Being able to express myself through writing again has ignited a spark in me to not only continue moving forward with it but to share it more freely. I have found that since writing my story, I have been more open to discussing it and answering questions about it. One question that seems to be asked by most who have read it and is a trigger for me: “Do you feel worthy now?” Wow, that’s a big question with a lot of meaning behind it.
: the value of something measured by its qualities or by the esteem in which it is held
: moral or personal value
: deserving of
Do I feel worthy?
I didn’t – for a very, very long time. My definition of worth was if someone else felt I was ‘worth’ it. How sad to look back and base the value of my life on other’s opinions of who I was. What little they knew about me and what battles I had fought to draw conclusions about who I am. Acknowledging my story has made me realize that I am not the only one with a human condition story. We all have one; we’ve all suffered hurt, lose, pain that felt immeasurable in those moments. We’ve pushed through it and moved forward on the path but the question is really if we’re moving down the path we feel we deserve or if we are on the path that others think we deserve.
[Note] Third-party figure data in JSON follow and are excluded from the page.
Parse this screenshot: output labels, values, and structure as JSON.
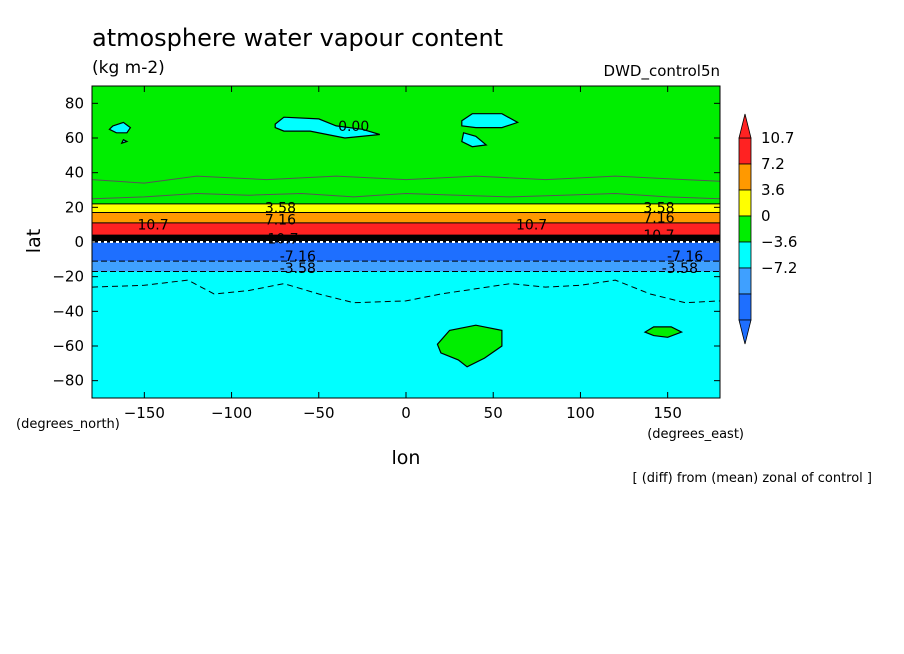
{
  "chart_data": {
    "type": "heatmap",
    "title": "atmosphere water vapour content",
    "units": "(kg m-2)",
    "experiment": "DWD_control5n",
    "xlabel": "lon",
    "ylabel": "lat",
    "x_units": "(degrees_east)",
    "y_units": "(degrees_north)",
    "note": "[ (diff) from (mean) zonal of control ]",
    "xlim": [
      -180,
      180
    ],
    "ylim": [
      -90,
      90
    ],
    "x_ticks": [
      -150,
      -100,
      -50,
      0,
      50,
      100,
      150
    ],
    "y_ticks": [
      -80,
      -60,
      -40,
      -20,
      0,
      20,
      40,
      60,
      80
    ],
    "colorbar": {
      "labels": [
        "10.7",
        "7.2",
        "3.6",
        "0",
        "-3.6",
        "-7.2"
      ],
      "levels": [
        -10.7,
        -7.2,
        -3.6,
        0,
        3.6,
        7.2,
        10.7
      ],
      "colors": [
        "#1e6fff",
        "#3fa0ff",
        "#00ffff",
        "#00ee00",
        "#ffff00",
        "#ff9900",
        "#ff2222"
      ],
      "extend_colors": {
        "low": "#1e6fff",
        "high": "#ff2222"
      }
    },
    "bands": [
      {
        "lat_min": -90,
        "lat_max": -17,
        "color": "#00ffff"
      },
      {
        "lat_min": -17,
        "lat_max": -11,
        "color": "#3fa0ff"
      },
      {
        "lat_min": -11,
        "lat_max": 0,
        "color": "#1e6fff"
      },
      {
        "lat_min": 0,
        "lat_max": 4,
        "color": "#000000"
      },
      {
        "lat_min": 4,
        "lat_max": 11,
        "color": "#ff2222"
      },
      {
        "lat_min": 11,
        "lat_max": 17,
        "color": "#ff9900"
      },
      {
        "lat_min": 17,
        "lat_max": 22,
        "color": "#ffff00"
      },
      {
        "lat_min": 22,
        "lat_max": 90,
        "color": "#00ee00"
      }
    ],
    "regions": [
      {
        "fill": "#00ffff",
        "points": [
          [
            -168,
            67
          ],
          [
            -162,
            69
          ],
          [
            -158,
            66
          ],
          [
            -160,
            63
          ],
          [
            -166,
            63
          ],
          [
            -170,
            65
          ]
        ]
      },
      {
        "fill": "#00ffff",
        "points": [
          [
            -162,
            59
          ],
          [
            -160,
            58
          ],
          [
            -163,
            57
          ]
        ]
      },
      {
        "fill": "#00ffff",
        "points": [
          [
            -75,
            68
          ],
          [
            -70,
            72
          ],
          [
            -50,
            71
          ],
          [
            -40,
            67
          ],
          [
            -25,
            65
          ],
          [
            -15,
            62
          ],
          [
            -35,
            60
          ],
          [
            -55,
            64
          ],
          [
            -70,
            64
          ],
          [
            -75,
            66
          ]
        ]
      },
      {
        "fill": "#00ffff",
        "points": [
          [
            32,
            70
          ],
          [
            38,
            74
          ],
          [
            55,
            74
          ],
          [
            64,
            69
          ],
          [
            55,
            66
          ],
          [
            40,
            66
          ],
          [
            32,
            67
          ]
        ]
      },
      {
        "fill": "#00ffff",
        "points": [
          [
            33,
            63
          ],
          [
            40,
            61
          ],
          [
            46,
            56
          ],
          [
            38,
            55
          ],
          [
            32,
            58
          ]
        ]
      },
      {
        "fill": "#00ee00",
        "points": [
          [
            18,
            -59
          ],
          [
            25,
            -51
          ],
          [
            40,
            -48
          ],
          [
            55,
            -51
          ],
          [
            55,
            -60
          ],
          [
            45,
            -67
          ],
          [
            35,
            -72
          ],
          [
            30,
            -68
          ],
          [
            20,
            -64
          ]
        ]
      },
      {
        "fill": "#00ee00",
        "points": [
          [
            137,
            -52
          ],
          [
            142,
            -49
          ],
          [
            152,
            -49
          ],
          [
            158,
            -52
          ],
          [
            150,
            -55
          ],
          [
            142,
            -54
          ]
        ]
      }
    ],
    "contours": [
      {
        "style": "solid",
        "points": [
          [
            -180,
            36
          ],
          [
            -150,
            34
          ],
          [
            -120,
            38
          ],
          [
            -100,
            37
          ],
          [
            -80,
            36
          ],
          [
            -60,
            37
          ],
          [
            -40,
            38
          ],
          [
            -20,
            37
          ],
          [
            0,
            36
          ],
          [
            20,
            37
          ],
          [
            40,
            38
          ],
          [
            60,
            37
          ],
          [
            80,
            36
          ],
          [
            100,
            37
          ],
          [
            120,
            38
          ],
          [
            140,
            37
          ],
          [
            160,
            36
          ],
          [
            180,
            35
          ]
        ]
      },
      {
        "style": "solid",
        "points": [
          [
            -180,
            25
          ],
          [
            -150,
            26
          ],
          [
            -120,
            28
          ],
          [
            -90,
            27
          ],
          [
            -60,
            28
          ],
          [
            -30,
            26
          ],
          [
            0,
            28
          ],
          [
            30,
            27
          ],
          [
            60,
            26
          ],
          [
            90,
            27
          ],
          [
            120,
            28
          ],
          [
            150,
            26
          ],
          [
            180,
            25
          ]
        ]
      },
      {
        "style": "dashed",
        "points": [
          [
            -180,
            -26
          ],
          [
            -150,
            -25
          ],
          [
            -125,
            -22
          ],
          [
            -110,
            -30
          ],
          [
            -90,
            -28
          ],
          [
            -70,
            -24
          ],
          [
            -50,
            -30
          ],
          [
            -30,
            -35
          ],
          [
            0,
            -34
          ],
          [
            20,
            -30
          ],
          [
            40,
            -27
          ],
          [
            60,
            -24
          ],
          [
            80,
            -26
          ],
          [
            100,
            -25
          ],
          [
            120,
            -22
          ],
          [
            140,
            -30
          ],
          [
            160,
            -35
          ],
          [
            180,
            -34
          ]
        ]
      }
    ],
    "contour_labels": [
      {
        "text": "0.00",
        "lon": -30,
        "lat": 67
      },
      {
        "text": "3.58",
        "lon": -72,
        "lat": 20
      },
      {
        "text": "7.16",
        "lon": -72,
        "lat": 13
      },
      {
        "text": "10.7",
        "lon": -145,
        "lat": 10
      },
      {
        "text": "10.7",
        "lon": 72,
        "lat": 10
      },
      {
        "text": "3.58",
        "lon": 145,
        "lat": 20
      },
      {
        "text": "7.16",
        "lon": 145,
        "lat": 14
      },
      {
        "text": "10.7",
        "lon": 145,
        "lat": 4
      },
      {
        "text": "-10.7",
        "lon": -72,
        "lat": 2
      },
      {
        "text": "-7.16",
        "lon": -62,
        "lat": -8
      },
      {
        "text": "-3.58",
        "lon": -62,
        "lat": -15
      },
      {
        "text": "-7.16",
        "lon": 160,
        "lat": -8
      },
      {
        "text": "-3.58",
        "lon": 157,
        "lat": -15
      }
    ]
  }
}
The path we feel we deserve or the path others think we deserve – think about that for a second. I know that I now consciously surround myself with people who want only the very best for me so in my case, we’re on the same path together. Many times in life we aren’t surrounded by people who want the very best for us therefore we may very well be on the path that they feel we deserve or on the path that we feel we deserve because of how they make us feel. How often do we start walking feeling as though we have people beside us supporting us only to find that when we get to the tough decision, we are standing alone? I walked a long, lonely path where I felt like I wasn’t worthy of having anyone walk it with me because why would anyone want to walk with someone who was as deeply damaged as I was inside.
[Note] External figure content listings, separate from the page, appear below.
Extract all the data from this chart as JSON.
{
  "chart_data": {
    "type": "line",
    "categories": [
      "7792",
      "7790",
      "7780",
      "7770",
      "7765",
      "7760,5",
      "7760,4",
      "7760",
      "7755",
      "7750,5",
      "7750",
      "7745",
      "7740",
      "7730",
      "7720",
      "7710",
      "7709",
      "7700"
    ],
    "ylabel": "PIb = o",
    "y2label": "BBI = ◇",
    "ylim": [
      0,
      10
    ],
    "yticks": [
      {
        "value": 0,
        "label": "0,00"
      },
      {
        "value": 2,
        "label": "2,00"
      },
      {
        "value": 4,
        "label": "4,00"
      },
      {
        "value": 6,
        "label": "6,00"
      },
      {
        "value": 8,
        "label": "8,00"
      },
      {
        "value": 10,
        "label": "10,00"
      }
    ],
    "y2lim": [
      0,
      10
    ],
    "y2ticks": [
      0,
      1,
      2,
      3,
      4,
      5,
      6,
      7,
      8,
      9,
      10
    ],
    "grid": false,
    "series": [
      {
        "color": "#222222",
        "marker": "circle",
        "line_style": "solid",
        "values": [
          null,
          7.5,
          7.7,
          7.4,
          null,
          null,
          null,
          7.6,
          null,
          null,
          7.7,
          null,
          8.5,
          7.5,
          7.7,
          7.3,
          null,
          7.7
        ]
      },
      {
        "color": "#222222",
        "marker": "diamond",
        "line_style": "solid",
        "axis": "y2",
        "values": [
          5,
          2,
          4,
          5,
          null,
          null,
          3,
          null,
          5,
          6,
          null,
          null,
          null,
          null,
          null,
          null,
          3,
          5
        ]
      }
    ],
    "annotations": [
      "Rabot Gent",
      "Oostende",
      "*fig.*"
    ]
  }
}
A big reflection for me is that I choose not to tell my parents because I didn’t think they’d want me anymore. Heart breaking to write that as a parent myself but deep down inside the voice played – “the boys didn’t want you afterwards – why would your parents?”. Ouch – that one hurts deep inside and is a new one for me as I’m writing this. How in this world am I going to make sure that everyone in my life understands that I WANT them in my world in whatever form they are in my life; from my children, family, friends and so on. I need to make them see their worth in my eyes.
I feel healing inside in many ways now but the largest part of that has come in truly owning my story. I can’t change what happened to me but I can change how I allow it to be a part of my life. It will always be a part of my life, that is a fact but allowing it to be a part of my life to build and grow on, that is a choice. I choose to own my story and I challenge you all to own your story and through owning it, you too will find your worth.